These are human hearts we’re breaking when we call them disordered and abominations - …
OK, you said you want “gay Catholics” to speak up. Well, I don’t call myself gay, but I am a Catholic male who does struggle quite a bit with SSA, so here you go. Calling same-sex attraction, and especially homosexual activity disordered, is NOT grossly inappropriate, and the Church is NOT “breaking my heart” by calling the
actions and
inclinations (not the people themselves) disordered and abominations. It is simply the truth. I just don’t see the problem with calling sexual desires toward members of the same sex disordered. Come on, we as a society have been trying to change the mindset around this, but it will never change the fact that a woman and a man are sexually complementary, and that 2 men or 2 women are not sexually complementary. If we as a society were
truly loving, this language would not be such a problem, because the society wouldn’t see such a big gap between stating the truth and loving people - they would be able to realize that it is possible to be charitable while
gasp! still stating the truth (whether it sounds harsh or not).
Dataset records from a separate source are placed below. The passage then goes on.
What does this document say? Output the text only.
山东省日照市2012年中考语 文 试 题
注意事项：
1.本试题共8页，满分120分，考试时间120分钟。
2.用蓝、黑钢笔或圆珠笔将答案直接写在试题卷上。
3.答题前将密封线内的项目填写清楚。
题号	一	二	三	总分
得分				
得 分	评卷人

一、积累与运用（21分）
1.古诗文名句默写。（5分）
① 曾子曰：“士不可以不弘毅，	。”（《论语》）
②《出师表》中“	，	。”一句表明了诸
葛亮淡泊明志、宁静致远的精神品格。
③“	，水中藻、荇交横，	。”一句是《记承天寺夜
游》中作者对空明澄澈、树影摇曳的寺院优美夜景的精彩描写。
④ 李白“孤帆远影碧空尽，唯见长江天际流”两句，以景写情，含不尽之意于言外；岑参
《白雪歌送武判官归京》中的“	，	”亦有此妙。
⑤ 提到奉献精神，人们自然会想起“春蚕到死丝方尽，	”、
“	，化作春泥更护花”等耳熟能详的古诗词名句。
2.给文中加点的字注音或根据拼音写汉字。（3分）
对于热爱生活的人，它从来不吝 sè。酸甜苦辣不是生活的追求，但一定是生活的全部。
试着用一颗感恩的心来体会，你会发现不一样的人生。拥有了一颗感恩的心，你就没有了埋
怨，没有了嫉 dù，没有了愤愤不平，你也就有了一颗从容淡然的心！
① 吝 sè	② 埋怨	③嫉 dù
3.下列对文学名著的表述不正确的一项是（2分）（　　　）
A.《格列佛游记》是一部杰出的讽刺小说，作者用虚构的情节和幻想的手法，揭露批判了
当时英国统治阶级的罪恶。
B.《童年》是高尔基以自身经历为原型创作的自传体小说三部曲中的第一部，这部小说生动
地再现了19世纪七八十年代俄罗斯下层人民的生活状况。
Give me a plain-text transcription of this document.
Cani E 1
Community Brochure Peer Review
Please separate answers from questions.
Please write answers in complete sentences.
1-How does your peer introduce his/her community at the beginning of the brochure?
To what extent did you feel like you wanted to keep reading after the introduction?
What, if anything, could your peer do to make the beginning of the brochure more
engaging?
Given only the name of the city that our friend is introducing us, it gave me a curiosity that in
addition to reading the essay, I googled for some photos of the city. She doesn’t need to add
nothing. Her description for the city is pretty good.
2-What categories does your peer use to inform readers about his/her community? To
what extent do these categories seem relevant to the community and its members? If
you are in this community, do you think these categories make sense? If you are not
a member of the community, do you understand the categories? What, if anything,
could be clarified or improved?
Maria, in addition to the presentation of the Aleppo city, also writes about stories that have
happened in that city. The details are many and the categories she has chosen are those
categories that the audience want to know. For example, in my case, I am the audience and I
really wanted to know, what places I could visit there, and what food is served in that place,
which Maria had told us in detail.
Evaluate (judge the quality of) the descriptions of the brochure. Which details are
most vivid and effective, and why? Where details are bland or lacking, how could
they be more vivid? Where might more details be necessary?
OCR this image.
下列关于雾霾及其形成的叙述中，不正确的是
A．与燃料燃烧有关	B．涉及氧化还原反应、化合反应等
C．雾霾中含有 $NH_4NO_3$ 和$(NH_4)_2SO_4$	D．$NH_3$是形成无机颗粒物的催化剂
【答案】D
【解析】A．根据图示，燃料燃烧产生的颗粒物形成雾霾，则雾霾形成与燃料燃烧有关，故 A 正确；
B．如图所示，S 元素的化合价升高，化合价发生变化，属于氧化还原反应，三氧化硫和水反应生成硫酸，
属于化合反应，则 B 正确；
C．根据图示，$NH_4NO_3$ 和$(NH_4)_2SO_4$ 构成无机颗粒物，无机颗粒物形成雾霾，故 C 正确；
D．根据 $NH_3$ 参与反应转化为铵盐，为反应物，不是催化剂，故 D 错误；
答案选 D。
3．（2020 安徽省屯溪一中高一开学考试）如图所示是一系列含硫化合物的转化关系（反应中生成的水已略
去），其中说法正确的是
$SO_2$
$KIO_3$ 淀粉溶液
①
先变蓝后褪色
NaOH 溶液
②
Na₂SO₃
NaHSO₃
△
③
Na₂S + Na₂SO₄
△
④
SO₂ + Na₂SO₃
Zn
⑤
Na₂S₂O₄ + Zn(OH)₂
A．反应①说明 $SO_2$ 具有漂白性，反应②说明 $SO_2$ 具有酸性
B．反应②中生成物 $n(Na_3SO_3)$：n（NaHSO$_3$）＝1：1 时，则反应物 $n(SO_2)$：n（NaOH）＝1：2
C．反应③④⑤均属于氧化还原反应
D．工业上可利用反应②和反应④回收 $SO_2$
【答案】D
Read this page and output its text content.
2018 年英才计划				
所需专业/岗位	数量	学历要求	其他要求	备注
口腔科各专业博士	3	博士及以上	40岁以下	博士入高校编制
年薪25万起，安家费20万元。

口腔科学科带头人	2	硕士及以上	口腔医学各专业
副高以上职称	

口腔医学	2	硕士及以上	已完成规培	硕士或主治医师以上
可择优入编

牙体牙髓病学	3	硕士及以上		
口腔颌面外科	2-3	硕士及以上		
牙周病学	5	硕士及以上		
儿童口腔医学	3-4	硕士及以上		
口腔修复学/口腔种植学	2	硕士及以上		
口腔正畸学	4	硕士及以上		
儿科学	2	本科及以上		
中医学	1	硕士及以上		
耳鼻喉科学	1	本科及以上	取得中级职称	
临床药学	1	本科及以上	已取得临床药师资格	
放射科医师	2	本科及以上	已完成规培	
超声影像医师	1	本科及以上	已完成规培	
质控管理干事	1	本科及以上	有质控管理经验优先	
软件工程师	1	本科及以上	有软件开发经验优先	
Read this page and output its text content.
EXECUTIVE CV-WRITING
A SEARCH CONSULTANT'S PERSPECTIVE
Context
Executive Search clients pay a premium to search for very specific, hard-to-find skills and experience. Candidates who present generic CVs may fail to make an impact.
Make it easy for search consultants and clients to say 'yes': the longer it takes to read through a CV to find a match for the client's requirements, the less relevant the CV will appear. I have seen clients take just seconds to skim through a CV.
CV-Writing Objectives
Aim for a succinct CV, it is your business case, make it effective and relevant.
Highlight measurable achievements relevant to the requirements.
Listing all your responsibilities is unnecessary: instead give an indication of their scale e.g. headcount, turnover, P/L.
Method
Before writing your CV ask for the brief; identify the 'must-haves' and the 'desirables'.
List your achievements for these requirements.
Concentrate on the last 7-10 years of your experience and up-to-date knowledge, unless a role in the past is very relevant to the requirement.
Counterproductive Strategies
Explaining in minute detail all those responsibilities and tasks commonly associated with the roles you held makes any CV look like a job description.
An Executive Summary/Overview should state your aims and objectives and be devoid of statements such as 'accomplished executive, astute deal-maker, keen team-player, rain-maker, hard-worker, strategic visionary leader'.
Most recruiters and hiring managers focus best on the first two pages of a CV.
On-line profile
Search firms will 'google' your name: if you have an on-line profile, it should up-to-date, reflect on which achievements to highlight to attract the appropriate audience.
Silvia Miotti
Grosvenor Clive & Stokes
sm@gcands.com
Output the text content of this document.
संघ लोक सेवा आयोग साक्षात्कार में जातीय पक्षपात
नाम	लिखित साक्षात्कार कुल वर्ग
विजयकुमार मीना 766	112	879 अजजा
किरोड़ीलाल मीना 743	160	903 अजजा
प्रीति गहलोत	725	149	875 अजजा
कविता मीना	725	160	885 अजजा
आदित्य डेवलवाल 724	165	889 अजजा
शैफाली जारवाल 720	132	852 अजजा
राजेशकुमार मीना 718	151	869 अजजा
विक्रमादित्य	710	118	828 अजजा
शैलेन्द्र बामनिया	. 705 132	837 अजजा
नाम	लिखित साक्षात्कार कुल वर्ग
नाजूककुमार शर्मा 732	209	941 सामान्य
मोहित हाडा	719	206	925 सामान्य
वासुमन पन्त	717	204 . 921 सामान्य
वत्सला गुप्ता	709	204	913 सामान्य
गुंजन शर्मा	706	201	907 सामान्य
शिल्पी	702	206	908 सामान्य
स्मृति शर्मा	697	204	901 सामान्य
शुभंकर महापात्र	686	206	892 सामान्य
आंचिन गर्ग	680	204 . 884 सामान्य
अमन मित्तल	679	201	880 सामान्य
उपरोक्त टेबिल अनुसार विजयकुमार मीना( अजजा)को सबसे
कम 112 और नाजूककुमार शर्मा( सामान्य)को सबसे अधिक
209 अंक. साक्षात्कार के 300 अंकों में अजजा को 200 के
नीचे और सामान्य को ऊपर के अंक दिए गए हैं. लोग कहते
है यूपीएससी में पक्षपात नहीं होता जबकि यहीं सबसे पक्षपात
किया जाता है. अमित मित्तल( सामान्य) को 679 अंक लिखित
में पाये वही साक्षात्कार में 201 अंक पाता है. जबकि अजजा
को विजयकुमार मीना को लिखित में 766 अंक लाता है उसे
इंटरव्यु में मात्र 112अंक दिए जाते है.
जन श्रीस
Legalizing same-sex marriage, like the US did yesterday, and making same-sex attraction “normal” or “ordered”, is NOT the solution. It will only make things worse for these people. I have read a few comments about Courage and NARTH on here…I am not saying that SSA is only caused by a couple different things, but I am positive that SSA is caused by
something, and the solution for those with SSA is to find out that “something”, heal any wounds that need to be healed, fix any negative and/or harmful mindset that came from that “something”, and abandon themselves to Christ. I believe that if one does that, maybe they won’t develop OSA or even experience any decrease in SSA (although I think that has happened to many people), but they can be healed and live a fulfilling, chaste life.
I’m sorry, maybe I’m just totally different from anyone else who experiences SSA, but I’m really tired of those who promote gay marriage or whatever saying that “oh, having SSA is not a problem” or something to that effect - the truth is, SSA
is a problem and is not normal, and that’s something we have to deal with.
I’m all for recognizing the dignity of all human persons, and seeing Christ in everyone, including those who suffer with SSA. But there is a way to do that without in any way compromising the truth about the Church’s teachings regarding the desires being disordered and the actions being gravely wrong.